In this regard, there was an interview on DemocracyNow with Jacob Appelbaum (one of the creators of the Tor project)
(the transcript is at) http://www.democracynow.org/2013/2/5/court_govt_can_secretly_obtain_email and he makes a very subtle point that perhaps has more meaning with the events surrounding the NSA leak. He said: “And so, I think it’s important to stress: Metadata in aggregate is content.”
He goes on to explain: “What that means is that if you look at one event, that I talk to you via email, in theory, that we talked is a piece of metadata. The content—that is, what I wrote in the email—that is, in theory, protected, and you need a search warrant for it. But if they know that I talk to you every single morning, that tells a story, maybe even, you know, a really important story. And maybe if they see that I talk to Dan or they see that I talk to other people, that also tells a story that is equal to content when it’s viewed in an aggregate”

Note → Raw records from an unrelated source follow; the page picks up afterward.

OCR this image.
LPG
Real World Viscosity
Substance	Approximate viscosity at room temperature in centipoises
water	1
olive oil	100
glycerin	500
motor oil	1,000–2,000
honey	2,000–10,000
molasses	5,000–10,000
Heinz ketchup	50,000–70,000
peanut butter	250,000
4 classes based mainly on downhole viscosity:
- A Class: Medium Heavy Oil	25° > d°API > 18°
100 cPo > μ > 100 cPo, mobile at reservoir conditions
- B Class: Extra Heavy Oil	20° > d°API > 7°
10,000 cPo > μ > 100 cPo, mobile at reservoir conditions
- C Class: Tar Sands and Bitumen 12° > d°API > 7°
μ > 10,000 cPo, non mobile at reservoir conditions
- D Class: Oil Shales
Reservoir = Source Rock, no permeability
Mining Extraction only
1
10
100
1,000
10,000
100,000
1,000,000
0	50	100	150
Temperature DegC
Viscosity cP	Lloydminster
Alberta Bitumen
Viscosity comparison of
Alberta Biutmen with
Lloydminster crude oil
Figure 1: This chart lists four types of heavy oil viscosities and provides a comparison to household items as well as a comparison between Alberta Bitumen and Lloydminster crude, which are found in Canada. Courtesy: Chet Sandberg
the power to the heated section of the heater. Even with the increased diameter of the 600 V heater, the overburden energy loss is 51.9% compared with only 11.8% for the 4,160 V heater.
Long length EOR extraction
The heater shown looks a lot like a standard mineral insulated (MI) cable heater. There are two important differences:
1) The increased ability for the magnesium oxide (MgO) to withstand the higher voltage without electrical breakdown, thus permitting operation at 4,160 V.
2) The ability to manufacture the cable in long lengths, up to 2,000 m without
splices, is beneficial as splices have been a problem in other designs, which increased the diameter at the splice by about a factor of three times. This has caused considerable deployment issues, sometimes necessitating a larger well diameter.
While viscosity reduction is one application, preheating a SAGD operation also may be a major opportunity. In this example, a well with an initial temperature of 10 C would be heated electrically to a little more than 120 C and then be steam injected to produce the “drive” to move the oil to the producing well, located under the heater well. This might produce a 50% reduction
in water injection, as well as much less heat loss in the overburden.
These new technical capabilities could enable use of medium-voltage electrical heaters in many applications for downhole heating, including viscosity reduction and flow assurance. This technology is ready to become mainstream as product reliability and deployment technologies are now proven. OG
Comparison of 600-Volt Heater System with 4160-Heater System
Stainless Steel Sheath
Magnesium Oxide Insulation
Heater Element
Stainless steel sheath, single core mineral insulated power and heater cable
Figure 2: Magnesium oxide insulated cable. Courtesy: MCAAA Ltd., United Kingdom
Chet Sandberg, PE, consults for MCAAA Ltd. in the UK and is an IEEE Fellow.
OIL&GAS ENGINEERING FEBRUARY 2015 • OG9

Political aspects aside, this is what “data mining” and much of “linked data” is all about. Someone may go to a grocery store and a book store. No big deal. But if you often go to the grocery store at the same times as when some “person of interest” to the authorities goes to the grocery store and then go to the book store at the same times as another “person of interest” goes to that book store, then it tells a story. What kind of story does it tell? It could be just a coincidence because those happen to be the hours you are off work, or that you are romantically interested in someone at one of the stores and those are their times of work, or there could be thousands of other reasons. In any case, I think Appelbaum is entirely correct: Metadata in aggregate is content. (Or at least, it can be)
This is what I have learned about metadata. People are intensely interested in it–but these are the types of metadata that is of interest. Not bibliographic metadata. Still, I think librarians, and especially catalogers, could make some important contributions to the larger realm of metadata.